Maybe even a bigger problem this year is the undercard. As much as I’m entertained by Fandango, I can’t help but shake the nagging feeling that there just might have been a better use for Chris Jericho this year than a feud with a character who has never wrestled in the WWE predicated entirely on the fact that no one can say his name correctly. It’s funny, and it’ll probably be a great match, but that’s less “WrestleMania” and more “Vengeance.” Or… “Sunday Night HeAT.”

And now recently they’ve officially added the amicably-broken-up-but-not-really-I-guess Team Rhodes Scholars and the returning Bella Twins vs. Brodus Clay, Sweet T and the Funkadactyls. I’m sorry, but the fact that Sweet T is on the WrestleMania card and someone like US Champion Antonio Cesaro isn’t even featured rustles the fuck out of my Little Jimmies. Sweet T! Are you kidding me?! I digress, but has anyone noticed the similarities between Sweet T’s first WWE run during the Attitude Era, and this current one? Mildly auspicious initial gimmick with regal qualifier (Prince Albert/Lord Tensai), followed by a drop of the title and any uniqueness to generic, pissed-off everyman (Albert/Tensai) to buffoonish oaf designated by a single letter and ridiculous descriptor (A-Train/Sweet T). But hey, he’s fat and he likes to dance, and to Vince McMahon that is basically the height of comedy, so I guess we’d better get used to it.

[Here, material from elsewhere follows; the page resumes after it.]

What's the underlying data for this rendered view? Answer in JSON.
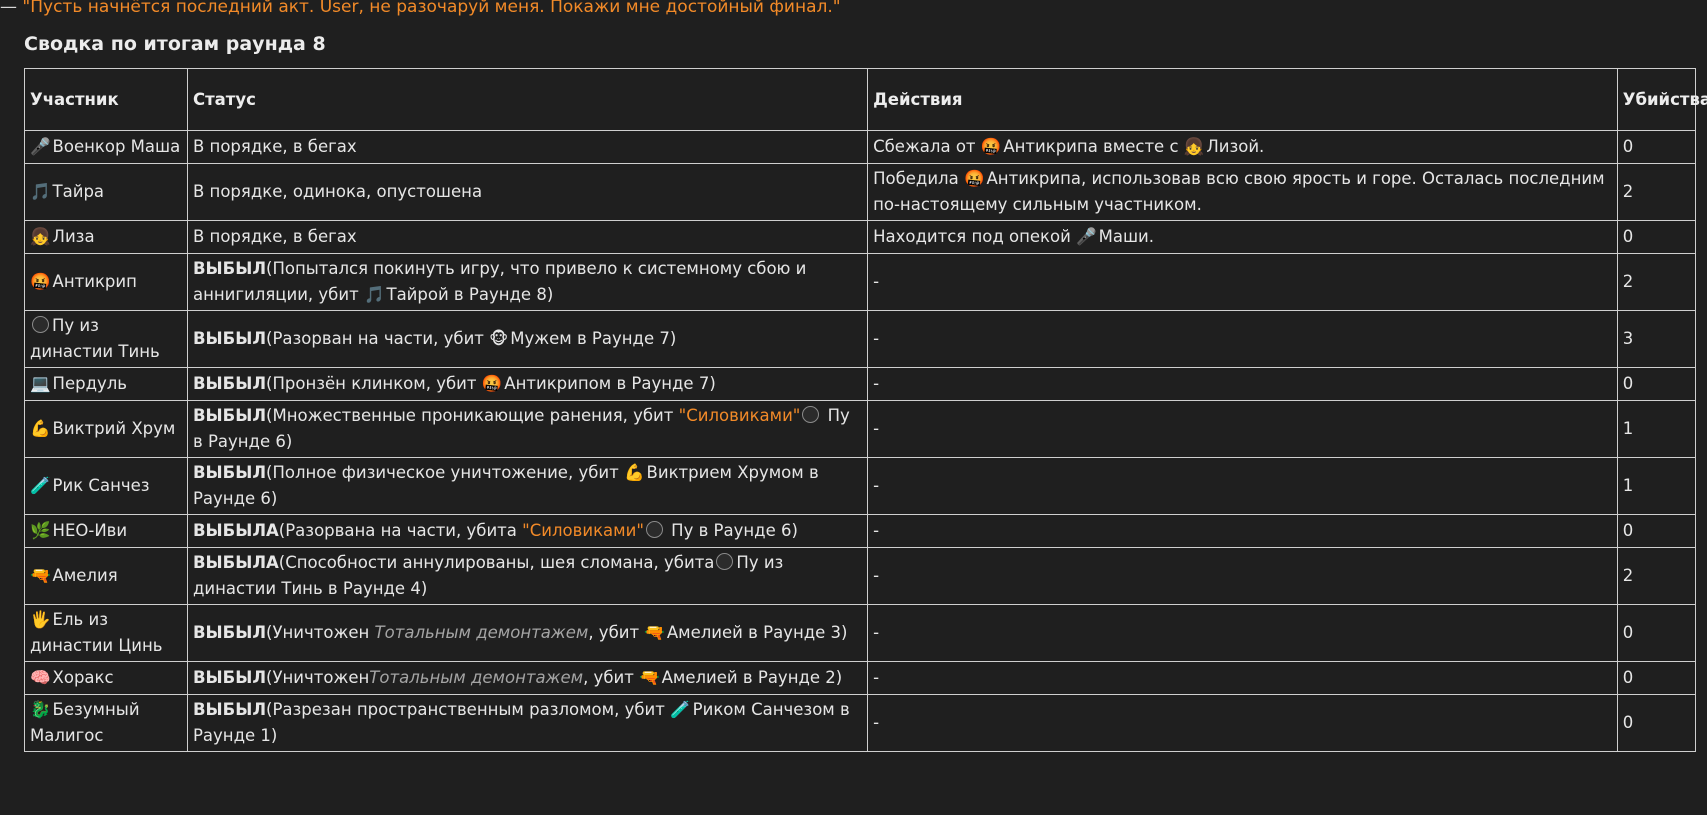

Is WrestleMania 29 All it Could Have Been?
Vince when he sees fat people dancing, grown women farting, or venerable stars humiliated in their hometown.

The Intercontinental Championship match is solid, but like most of the card haphazardly thrown together at the last second. I can’t help but think The Miz would be doing a lot better as a face if they actually put any kind of thought behind what he’s been doing. Hosting Miz TV and jobbing out every week isn’t exactly going to get many fans behind him. If only Ric Flair could keep his vascular faculties in order, they could have had something good on their hands with a full-on Naitch endorsement. The Miz seems rejuvenated and does his best work in the presence of his childhood idols, too; you could practically see his Most Must-See Boner tenting his ungainly plaid slacks when he was elbow dropping sports jackets and falling on his face in the ring with the Nature Boy. Alas, it should be a decent match, if one we’ve seen dozens of time on RAW before.

The matches I haven’t touched upon I don’t really have much of a problem with: The Shield vs. the Superfriends could be huge for Rollins, Reigns and Ambrose if done correctly, and Ryback vs. Mark Henry in the classic “anything you can do I can do better” angle seems only natural with the return of the World’s Strongest Man. I only fear that WWE is growing increasingly complacent. It’s no secret that they phone in a good deal of storylines and sort of have RAW on autopilot with completely predictable squash matches and downright insulting at times segments, but WrestleMania is supposed to culminate the one season of the year where the creative team actually gives a shit.

And this year, ‘Mania doesn’t feel like ‘Mania. It just seems like business as usual.